The agent shrugged. "Maybe because that's about the size of it. The appetite for these products is enormous and the profit margins make it impossible for farmers to justify cultivating typical cash crops. It's a vicious cycle."

"Upstate New York?" Beth asked the agent.

"Well, your cover is simple. You three are used to working as a team so we've found a town that could use a surgical practice."

Beth looked at the agent, then quickly at Tanner before she shrugged and looked away. She was still too upset about all this to process the information, and after a full day in the OR she was already too tired to think straight. Now the idea that Mexican goons were after them was almost comical, almost as funny as her living in New York. She was from Ithaca, after all.
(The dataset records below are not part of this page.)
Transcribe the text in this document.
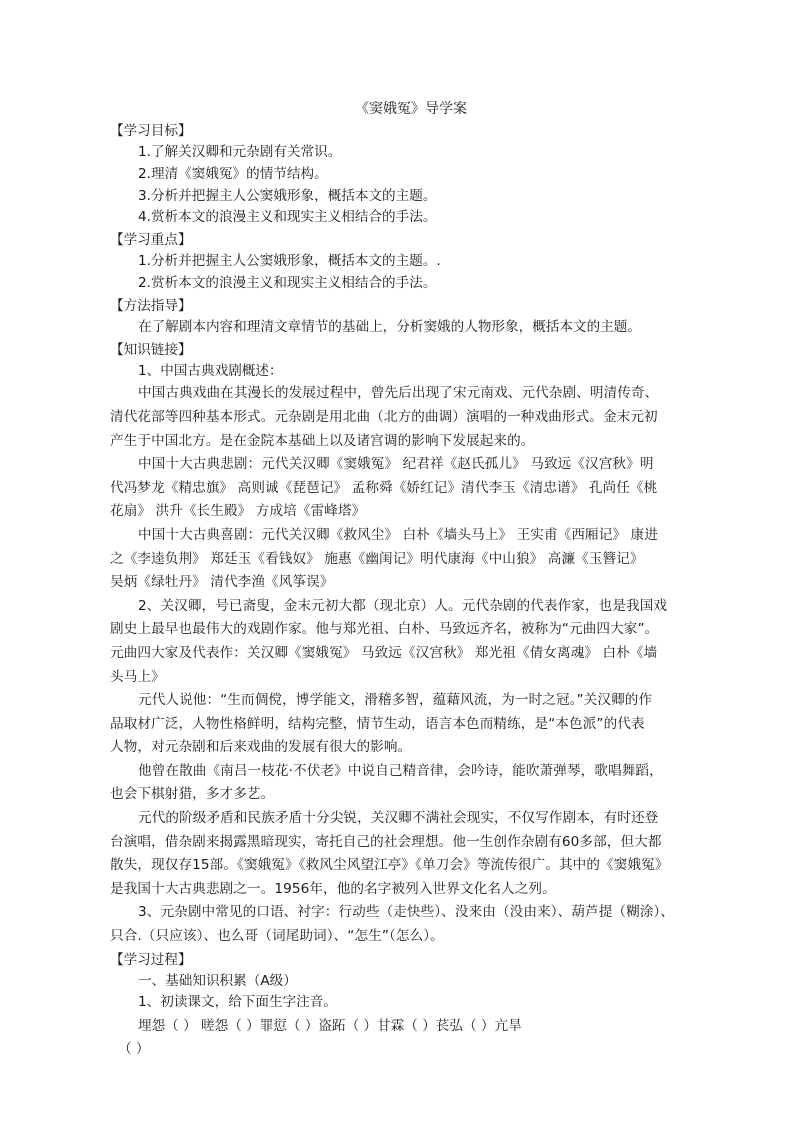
《窦娥冤》导学案
【学习目标】
1.了解关汉卿和元杂剧有关常识。
2.理清《窦娥冤》的情节结构。
3.分析并把握主人公窦娥形象，概括本文的主题。
4.赏析本文的浪漫主义和现实主义相结合的手法。
【学习重点】
1.分析并把握主人公窦娥形象，概括本文的主题。.
2.赏析本文的浪漫主义和现实主义相结合的手法。
【方法指导】
在了解剧本内容和理清文章情节的基础上，分析窦娥的人物形象，概括本文的主题。
【知识链接】
1、中国古典戏剧概述：
中国古典戏曲在其漫长的发展过程中，曾先后出现了宋元南戏、元代杂剧、明清传奇、
清代花部等四种基本形式。元杂剧是用北曲（北方的曲调）演唱的一种戏曲形式。金末元初
产生于中国北方。是在金院本基础上以及诸宫调的影响下发展起来的。
中国十大古典悲剧：元代关汉卿《窦娥冤》 纪君祥《赵氏孤儿》 马致远《汉宫秋》明
代冯梦龙《精忠旗》 高则诚《琵琶记》 孟称舜《娇红记》清代李玉《清忠谱》 孔尚任《桃
花扇》 洪升《长生殿》 方成培《雷峰塔》
中国十大古典喜剧：元代关汉卿《救风尘》 白朴《墙头马上》 王实甫《西厢记》 康进
之《李逵负荆》 郑廷玉《看钱奴》 施惠《幽闺记》明代康海《中山狼》 高濂《玉簪记》
吴炳《绿牡丹》 清代李渔《风筝误》
2、关汉卿，号已斋叟，金末元初大都（现北京）人。元代杂剧的代表作家，也是我国戏
剧史上最早也最伟大的戏剧作家。他与郑光祖、白朴、马致远齐名，被称为“元曲四大家”。
元曲四大家及代表作：关汉卿《窦娥冤》 马致远《汉宫秋》 郑光祖《倩女离魂》 白朴《墙
头马上》
元代人说他：“生而倜傥，博学能文，滑稽多智，蕴藉风流，为一时之冠。”关汉卿的作
品取材广泛，人物性格鲜明，结构完整，情节生动，语言本色而精练，是“本色派”的代表
人物，对元杂剧和后来戏曲的发展有很大的影响。
他曾在散曲《南吕一枝花·不伏老》中说自己精音律，会吟诗，能吹萧弹琴，歌唱舞蹈，
也会下棋射猎，多才多艺。
元代的阶级矛盾和民族矛盾十分尖锐，关汉卿不满社会现实，不仅写作剧本，有时还登
台演唱，借杂剧来揭露黑暗现实，寄托自己的社会理想。他一生创作杂剧有60多部，但大都
散失，现仅存15部。《窦娥冤》《救风尘风望江亭》《单刀会》等流传很广。其中的《窦娥冤》
是我国十大古典悲剧之一。1956年，他的名字被列入世界文化名人之列。
3、元杂剧中常见的口语、衬字：行动些（走快些）、没来由（没由来）、葫芦提（糊涂）、
只合.（只应该）、也么哥（词尾助词）、“怎生”（怎么）。
【学习过程】
一、基础知识积累（A级）
1、初读课文，给下面生字注音。
埋怨（ ） 嗟怨（ ）罪愆（ ）盗跖（ ）甘霖（ ）苌弘（ ）亢旱
（ ）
The lights dimmed and soon everyone was napping. Everyone but Tanner, anyway. He couldn't sleep, and he was so upset he could hardly think straight.

The jet made a series of hard turns before it settled on a quiet runway, but as they taxied to the ramp he noted there were no aircraft anywhere in view -- just empty ramps and a few deserted buildings. Yet another black Suburban met them at the airstairs and they drove off into the night.

"We're headed over to Lake Placid," the lead agent said, smiling.

And when Gruber looked at Tanner she thought he might just spontaneously combust.

+++++

The agents took them to what looked like a farm, but the place was actually a compound of sorts, with three houses and several outbuildings, including two barns, one set-up for a small dairy operation and another for horses. "You three will be in the main house over there," the agent in charge said, and there'll be at least two agents in the house at all times, at least until we get a handle on the opposition. There are a couple of horses in the barn if anyone wants to go for a ride."